Qwest claims that cable, VoIP and cellular are stealing all the market share. I don't know what the market breakdown is because Qwest did not share that data with the FCC or the public. (Hence, the denial).

Why is it that every time the FCC rules against an ILEC, the response is the same: "Ultimately, the FCC's decision will undermine competition in Phoenix instead of promoting it."

Can someone explain that statement from Qwest to me? How does continued regulation of Qwest undermine competition?

If we have learned anything it is that Duopoly is NOT competition.
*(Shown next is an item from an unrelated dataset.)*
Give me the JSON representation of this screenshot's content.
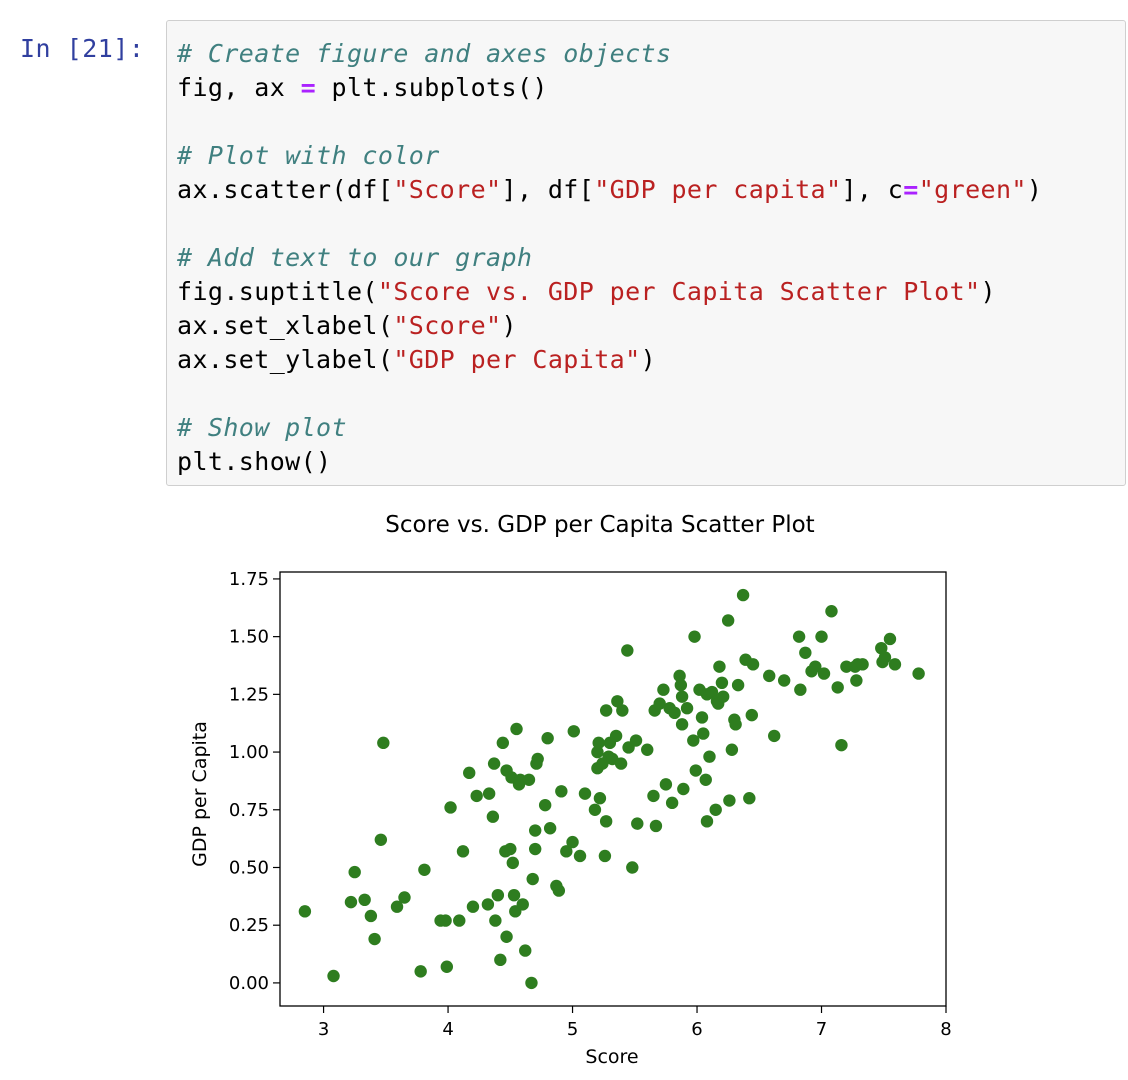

And forbearance would have meant duopoly like it did in Omaha in 2005.

Qwest's two biggest problems are that they do not have a cellular division and they can't get out of the monopoly mindset.

Not having a fiber play in Phoenix like FTTN or FTTH means that their triple-play is weak compared to cable. DSL speeds and DirecTV means less revenue for Qwest.

If I had to run Qwest and lost this forbearance petition, I would be mad. Mad at the previous CEO's for selfish, short-sighted policies that drove the USWest-Qwest ship into the arms of a CenturyLink take over. All those fiber routes and data centers without a clear strategy on how to be profitable long-term in a data-centric landscape where cloud, CDN and collocation are booming. Maybe Sprint and Qwest execs can lament together on the number of ships that left the dock that they missed out on.